The Court of Appeals judges that rejected the appeal were Judge Harry Edwards, (Carter appointee) Judge Merrick Garland, (Clinton appointee) and Judge Lecraft Henderson, (George H.W Bush appointee). Their ruling was centered around the DEA’s decision in whether it was “arbitrary and capricious” not about the medical benefits of marijuana. As a matter of fact, Judge Henderson declared that the petitioners didn’t have standing to even challenge the government’s decision and the case should be dismissed. The court ruled in favor of the DEA supporting their position on the substance.
According to the DEA accepted medicinal use would require adequate and well controlled studies proving efficacy. One of the petitioning groups, Americans for Safe Access, cited nearly 200 peer-reviewed studies showing marijuana’s efficacy for various medical uses. They even brought forward a study by the Institute of Medicine, a government adviser, which suggest, marijuana might have medical benefits. Still, the DEA insists that the results called for further studies to determine marijuana’s medical applications. (Huffington Post)
According to marijuana advocacy group NORML, marijuana serves multiple medicinal purposes. A short list includes pain relief particularly from nerve damage, nausea, glaucoma and movement disorders. Marijuana also serves as an appetite stimulant and can greatly benefit individuals suffering from HIV and AIDS. It has also been shown to help individuals with dementia. Studies have also found that marijuana can protect the body against certain types of malignant tumors and in some cases even stop the growth of tumors.
There are also 60 U.S. and international health organizations which support legal access to medical marijuana under a physician’s supervision.
The court wrote that the petitioners didn’t reference well controlled studies regarding the efficacy of marijuana for medicinal purposes.

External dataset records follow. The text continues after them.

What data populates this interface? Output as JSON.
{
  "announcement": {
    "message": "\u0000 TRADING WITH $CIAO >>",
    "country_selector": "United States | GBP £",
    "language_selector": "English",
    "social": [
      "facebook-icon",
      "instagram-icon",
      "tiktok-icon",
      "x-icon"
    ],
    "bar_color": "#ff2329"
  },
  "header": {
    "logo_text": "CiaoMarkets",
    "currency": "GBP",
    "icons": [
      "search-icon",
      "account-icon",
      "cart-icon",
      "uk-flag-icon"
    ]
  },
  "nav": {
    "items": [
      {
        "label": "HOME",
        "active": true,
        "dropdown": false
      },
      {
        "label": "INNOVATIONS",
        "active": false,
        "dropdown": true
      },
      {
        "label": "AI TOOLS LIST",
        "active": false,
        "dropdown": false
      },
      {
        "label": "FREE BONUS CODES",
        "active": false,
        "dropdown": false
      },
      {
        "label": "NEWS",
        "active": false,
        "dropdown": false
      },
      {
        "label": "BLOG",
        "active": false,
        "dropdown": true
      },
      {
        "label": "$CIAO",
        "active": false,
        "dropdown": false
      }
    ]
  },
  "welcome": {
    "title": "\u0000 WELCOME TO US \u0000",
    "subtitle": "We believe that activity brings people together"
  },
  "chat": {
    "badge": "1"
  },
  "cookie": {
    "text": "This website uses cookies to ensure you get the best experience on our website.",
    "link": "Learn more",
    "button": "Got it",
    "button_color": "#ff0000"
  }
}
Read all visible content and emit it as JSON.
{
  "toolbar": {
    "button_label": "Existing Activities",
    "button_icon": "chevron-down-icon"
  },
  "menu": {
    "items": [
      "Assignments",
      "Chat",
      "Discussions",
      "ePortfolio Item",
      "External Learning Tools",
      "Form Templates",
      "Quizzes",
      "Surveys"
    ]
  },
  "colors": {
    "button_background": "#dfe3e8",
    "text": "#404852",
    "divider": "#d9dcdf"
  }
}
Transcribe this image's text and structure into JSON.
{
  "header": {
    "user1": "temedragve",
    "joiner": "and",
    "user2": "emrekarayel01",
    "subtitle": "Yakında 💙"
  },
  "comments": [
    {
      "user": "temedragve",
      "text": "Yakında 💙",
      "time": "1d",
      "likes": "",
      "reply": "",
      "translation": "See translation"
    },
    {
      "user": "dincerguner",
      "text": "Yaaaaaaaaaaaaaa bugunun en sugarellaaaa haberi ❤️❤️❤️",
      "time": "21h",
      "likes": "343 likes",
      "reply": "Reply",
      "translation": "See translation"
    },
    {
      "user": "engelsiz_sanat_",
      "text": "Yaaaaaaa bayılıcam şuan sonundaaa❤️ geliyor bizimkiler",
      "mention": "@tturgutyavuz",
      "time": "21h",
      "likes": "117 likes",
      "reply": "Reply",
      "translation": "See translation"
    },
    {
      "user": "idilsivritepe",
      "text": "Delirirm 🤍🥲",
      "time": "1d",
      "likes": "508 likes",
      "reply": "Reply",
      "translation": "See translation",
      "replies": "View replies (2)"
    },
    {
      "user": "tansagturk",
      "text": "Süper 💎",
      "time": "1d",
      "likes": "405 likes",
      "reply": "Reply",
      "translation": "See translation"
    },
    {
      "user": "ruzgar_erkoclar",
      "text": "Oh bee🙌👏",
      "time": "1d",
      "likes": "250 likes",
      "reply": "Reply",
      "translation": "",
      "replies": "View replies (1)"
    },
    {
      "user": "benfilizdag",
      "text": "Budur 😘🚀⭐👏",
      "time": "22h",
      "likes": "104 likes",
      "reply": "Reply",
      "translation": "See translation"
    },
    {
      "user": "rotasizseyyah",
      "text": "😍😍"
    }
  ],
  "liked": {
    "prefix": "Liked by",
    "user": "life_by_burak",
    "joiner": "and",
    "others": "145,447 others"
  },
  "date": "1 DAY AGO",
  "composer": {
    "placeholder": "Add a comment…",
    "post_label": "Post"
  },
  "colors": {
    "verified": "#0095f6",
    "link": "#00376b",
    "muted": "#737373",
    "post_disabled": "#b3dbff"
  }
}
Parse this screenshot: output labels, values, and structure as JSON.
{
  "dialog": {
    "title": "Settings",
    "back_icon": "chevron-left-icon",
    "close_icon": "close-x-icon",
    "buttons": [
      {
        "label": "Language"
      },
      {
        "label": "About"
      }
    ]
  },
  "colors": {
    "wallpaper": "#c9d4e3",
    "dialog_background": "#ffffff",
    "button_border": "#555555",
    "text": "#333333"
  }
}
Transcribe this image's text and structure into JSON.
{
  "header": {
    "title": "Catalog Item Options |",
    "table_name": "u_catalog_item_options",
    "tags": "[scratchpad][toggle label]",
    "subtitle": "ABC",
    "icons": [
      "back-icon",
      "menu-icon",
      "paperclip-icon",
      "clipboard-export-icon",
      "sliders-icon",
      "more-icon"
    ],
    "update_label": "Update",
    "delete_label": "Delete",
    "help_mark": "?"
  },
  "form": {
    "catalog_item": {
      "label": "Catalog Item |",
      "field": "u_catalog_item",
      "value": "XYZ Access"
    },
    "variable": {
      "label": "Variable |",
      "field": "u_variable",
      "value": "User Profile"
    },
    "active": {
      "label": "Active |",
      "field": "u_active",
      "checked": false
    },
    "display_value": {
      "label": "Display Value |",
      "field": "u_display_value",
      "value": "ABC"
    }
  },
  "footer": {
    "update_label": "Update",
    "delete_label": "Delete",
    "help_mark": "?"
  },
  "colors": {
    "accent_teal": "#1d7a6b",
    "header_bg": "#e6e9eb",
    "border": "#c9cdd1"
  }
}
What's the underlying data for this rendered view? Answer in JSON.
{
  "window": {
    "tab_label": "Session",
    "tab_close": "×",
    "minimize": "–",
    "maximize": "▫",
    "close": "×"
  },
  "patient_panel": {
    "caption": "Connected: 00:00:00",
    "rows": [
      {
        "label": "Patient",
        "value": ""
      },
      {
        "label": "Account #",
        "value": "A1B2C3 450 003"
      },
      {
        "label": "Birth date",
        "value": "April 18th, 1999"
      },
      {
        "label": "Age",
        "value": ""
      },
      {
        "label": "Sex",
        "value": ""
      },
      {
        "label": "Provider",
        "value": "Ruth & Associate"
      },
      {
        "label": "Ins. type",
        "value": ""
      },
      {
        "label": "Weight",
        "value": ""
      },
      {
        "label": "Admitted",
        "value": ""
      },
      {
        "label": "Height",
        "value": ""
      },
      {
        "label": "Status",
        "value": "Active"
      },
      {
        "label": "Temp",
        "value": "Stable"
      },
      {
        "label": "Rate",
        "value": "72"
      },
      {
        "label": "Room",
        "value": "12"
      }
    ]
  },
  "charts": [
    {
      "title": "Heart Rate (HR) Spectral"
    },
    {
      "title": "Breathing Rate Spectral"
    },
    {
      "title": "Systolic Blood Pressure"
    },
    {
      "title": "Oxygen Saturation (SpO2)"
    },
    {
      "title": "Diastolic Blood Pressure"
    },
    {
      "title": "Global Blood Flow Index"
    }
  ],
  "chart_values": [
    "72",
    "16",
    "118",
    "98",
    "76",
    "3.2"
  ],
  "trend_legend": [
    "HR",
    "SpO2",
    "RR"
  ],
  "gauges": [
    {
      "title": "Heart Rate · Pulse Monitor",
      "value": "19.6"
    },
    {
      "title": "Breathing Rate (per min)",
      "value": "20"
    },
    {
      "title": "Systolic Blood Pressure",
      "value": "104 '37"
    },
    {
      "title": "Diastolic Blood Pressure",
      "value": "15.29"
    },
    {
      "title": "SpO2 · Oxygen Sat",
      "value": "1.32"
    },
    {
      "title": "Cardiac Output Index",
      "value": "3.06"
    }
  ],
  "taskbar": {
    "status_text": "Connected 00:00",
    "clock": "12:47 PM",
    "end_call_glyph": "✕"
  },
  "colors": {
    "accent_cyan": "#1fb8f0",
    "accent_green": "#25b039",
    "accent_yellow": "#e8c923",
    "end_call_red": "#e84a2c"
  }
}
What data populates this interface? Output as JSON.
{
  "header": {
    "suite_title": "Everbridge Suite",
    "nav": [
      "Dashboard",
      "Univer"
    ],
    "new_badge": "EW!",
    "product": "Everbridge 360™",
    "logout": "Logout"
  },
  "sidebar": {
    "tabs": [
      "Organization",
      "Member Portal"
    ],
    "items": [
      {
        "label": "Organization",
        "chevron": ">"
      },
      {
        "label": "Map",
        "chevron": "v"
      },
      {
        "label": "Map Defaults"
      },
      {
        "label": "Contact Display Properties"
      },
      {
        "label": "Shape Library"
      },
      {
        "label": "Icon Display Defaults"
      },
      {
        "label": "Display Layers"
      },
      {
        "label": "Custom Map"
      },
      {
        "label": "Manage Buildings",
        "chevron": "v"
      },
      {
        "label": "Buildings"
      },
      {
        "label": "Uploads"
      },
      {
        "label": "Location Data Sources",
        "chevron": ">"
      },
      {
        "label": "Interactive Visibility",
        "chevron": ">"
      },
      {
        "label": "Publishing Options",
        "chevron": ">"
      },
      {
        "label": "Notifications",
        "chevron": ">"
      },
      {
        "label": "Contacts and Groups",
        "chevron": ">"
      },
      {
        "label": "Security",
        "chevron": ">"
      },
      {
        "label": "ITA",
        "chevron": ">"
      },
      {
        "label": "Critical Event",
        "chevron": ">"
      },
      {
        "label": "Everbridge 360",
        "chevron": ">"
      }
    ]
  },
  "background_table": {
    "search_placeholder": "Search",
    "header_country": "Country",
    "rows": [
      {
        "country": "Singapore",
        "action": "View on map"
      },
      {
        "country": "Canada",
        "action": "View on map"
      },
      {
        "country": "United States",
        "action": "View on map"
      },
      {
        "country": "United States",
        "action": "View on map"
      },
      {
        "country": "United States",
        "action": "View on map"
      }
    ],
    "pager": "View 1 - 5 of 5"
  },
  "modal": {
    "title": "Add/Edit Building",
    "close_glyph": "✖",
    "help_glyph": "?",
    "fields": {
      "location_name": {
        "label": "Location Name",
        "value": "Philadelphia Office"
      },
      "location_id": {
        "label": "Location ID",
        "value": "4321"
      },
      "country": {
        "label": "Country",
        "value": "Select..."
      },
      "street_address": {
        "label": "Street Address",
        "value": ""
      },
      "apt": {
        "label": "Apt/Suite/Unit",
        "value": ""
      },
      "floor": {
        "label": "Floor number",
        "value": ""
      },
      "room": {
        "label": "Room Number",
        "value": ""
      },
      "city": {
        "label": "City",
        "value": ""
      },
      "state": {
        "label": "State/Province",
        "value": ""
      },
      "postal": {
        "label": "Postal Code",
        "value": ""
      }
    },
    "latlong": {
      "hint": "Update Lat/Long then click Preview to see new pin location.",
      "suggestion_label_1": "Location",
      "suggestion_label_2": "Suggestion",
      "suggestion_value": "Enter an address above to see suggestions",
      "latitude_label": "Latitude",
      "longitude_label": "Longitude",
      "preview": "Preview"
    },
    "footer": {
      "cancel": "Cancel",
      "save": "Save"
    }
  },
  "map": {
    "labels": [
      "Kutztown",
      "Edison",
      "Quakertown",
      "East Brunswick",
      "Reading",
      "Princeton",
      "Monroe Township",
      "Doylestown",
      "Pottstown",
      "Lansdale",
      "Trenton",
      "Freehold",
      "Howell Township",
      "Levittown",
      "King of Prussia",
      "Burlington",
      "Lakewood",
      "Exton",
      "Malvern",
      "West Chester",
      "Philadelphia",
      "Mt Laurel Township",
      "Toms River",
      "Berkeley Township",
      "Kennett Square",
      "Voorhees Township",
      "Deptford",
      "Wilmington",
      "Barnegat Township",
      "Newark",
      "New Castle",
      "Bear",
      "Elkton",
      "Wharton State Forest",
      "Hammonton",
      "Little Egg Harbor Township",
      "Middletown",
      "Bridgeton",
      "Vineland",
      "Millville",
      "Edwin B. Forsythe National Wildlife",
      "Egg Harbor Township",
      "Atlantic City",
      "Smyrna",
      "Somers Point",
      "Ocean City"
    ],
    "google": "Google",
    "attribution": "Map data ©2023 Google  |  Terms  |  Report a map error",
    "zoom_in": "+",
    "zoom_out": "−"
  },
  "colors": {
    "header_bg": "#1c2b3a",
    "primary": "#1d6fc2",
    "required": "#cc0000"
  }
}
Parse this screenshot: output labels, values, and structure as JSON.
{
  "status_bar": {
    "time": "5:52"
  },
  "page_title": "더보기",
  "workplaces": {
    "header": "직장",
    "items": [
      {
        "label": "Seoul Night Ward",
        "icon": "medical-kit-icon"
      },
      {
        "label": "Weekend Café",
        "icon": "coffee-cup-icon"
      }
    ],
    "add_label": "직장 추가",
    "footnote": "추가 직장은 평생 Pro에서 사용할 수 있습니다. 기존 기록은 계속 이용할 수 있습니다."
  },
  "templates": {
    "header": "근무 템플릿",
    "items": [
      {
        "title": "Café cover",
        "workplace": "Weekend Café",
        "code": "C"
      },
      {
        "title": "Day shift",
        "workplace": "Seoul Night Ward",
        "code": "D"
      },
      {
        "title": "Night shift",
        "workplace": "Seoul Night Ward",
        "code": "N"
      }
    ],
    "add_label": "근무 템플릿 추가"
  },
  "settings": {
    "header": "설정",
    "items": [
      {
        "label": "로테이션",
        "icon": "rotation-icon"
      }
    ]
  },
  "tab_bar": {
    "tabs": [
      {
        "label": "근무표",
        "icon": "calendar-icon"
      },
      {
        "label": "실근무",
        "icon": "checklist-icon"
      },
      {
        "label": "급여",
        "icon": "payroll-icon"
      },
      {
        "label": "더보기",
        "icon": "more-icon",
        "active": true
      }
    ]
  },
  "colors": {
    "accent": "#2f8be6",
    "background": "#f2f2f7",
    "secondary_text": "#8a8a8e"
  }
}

Americans for Safe Access will most likely petition for a rehearing. At the end of the opinion, however, advocates for the legalization of marijuana still have some room for hope. The opinion stated that “adequate and well-controlled studies are wanting not because they have been foreclosed, but because they have not been completed.” This ruling suggests that as research continues on marijuana more conclusive evidence might help sway the opinion and stigma of marijuana in the federal courts.